Ten years ago, Cox was the CEO of the Gilbert Spruance Company, a successful family business headquartered in Philadelphia. Since 1906 the company had been producing industrial coatings for the furniture and kitchen cabinet industries. Clients included Bassett Furniture and Wood-Mode Kitchens. Spruance averaged $3 to $5 million in annual sales and had 45 to 50 employees. In short, Spruance was the quintessential successful all-American small business.
Cox is comfortable being labeled a "progressive" with regard to his political and business philosophy. He was involved in the first Earth Day celebration and is an admirer of the late Robert F. Kennedy. His company was committed to a "proactive position" toward recycling and waste disposal practices.
Cox's faith in the ability of his government to do the right thing was badly shaken when he collided with the federal juggernaut known as Superfund.
Eco-fanatics Strike
"When I started working in my business, I felt that an environmentalist in the paint and wood-finish coatings industry could co-exist with the federal environmental regulations so prevalent over the past 20 years. My experiences, however, proved me incorrect," writes Cox in his book, EPA and Superfund: A Small Business Story, published in 2002.
In 1980, Congress passed the Comprehensive Environmental Response, Compensation, and Liability Act (CERCLA), or Superfund.
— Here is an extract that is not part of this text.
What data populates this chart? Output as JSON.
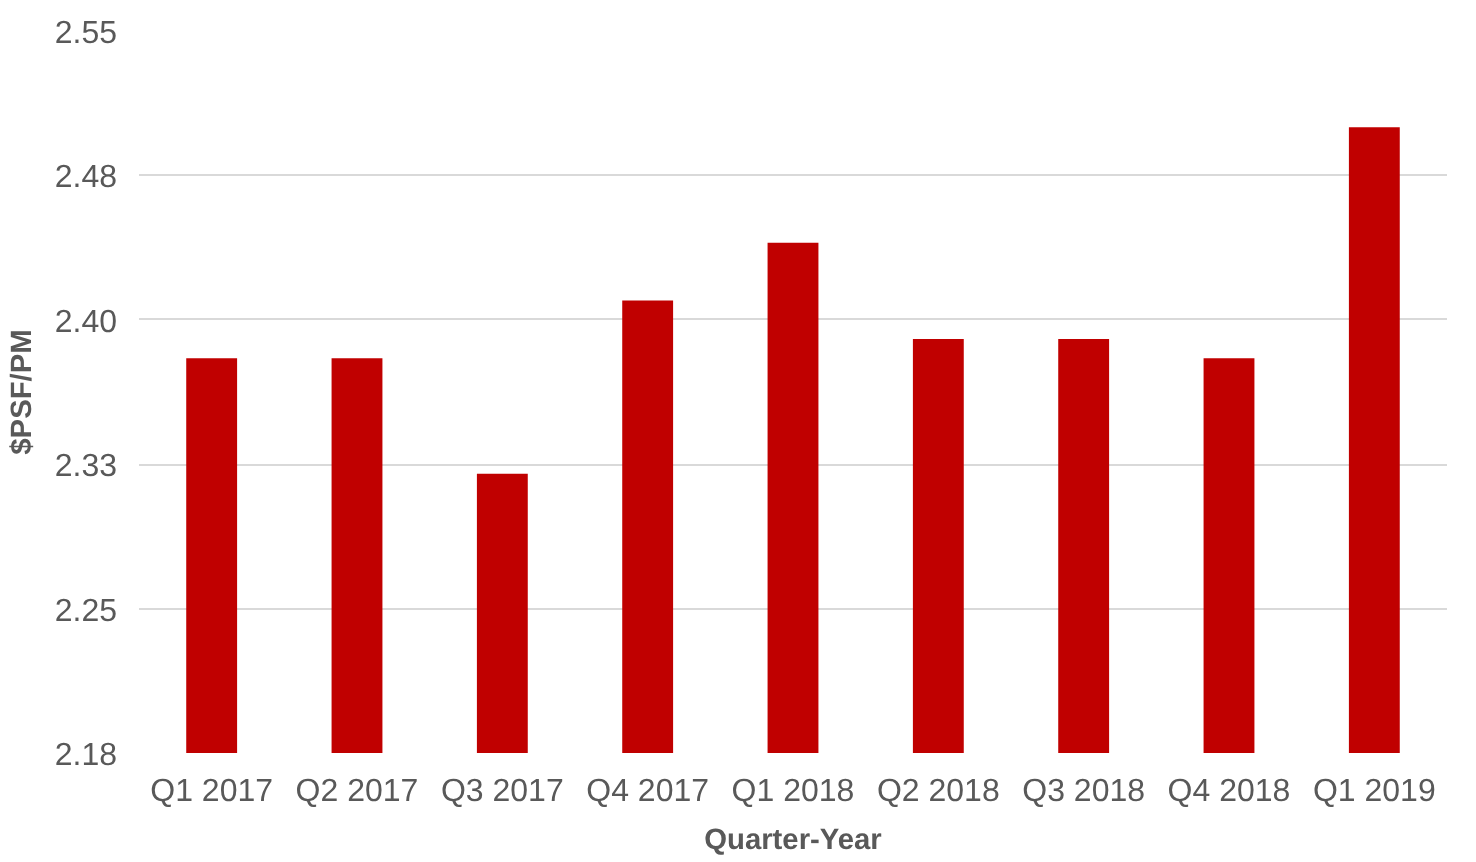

Administered by the Environmental Protection Agency (EPA), the law, according to the agency, "provided broad Federal authority to respond directly to releases or threatened releases of hazardous substances that may endanger public health or the environment." Its mission is to locate, investigate and oversee cleanup of "dirty dirt" and contaminated groundwater from hazardous waste sites. One of Superfund's more implausible goals is restoring these sites to pristine Garden of Eden-like conditions. A Superfund site is typically an abandoned factory, landfill or old mine.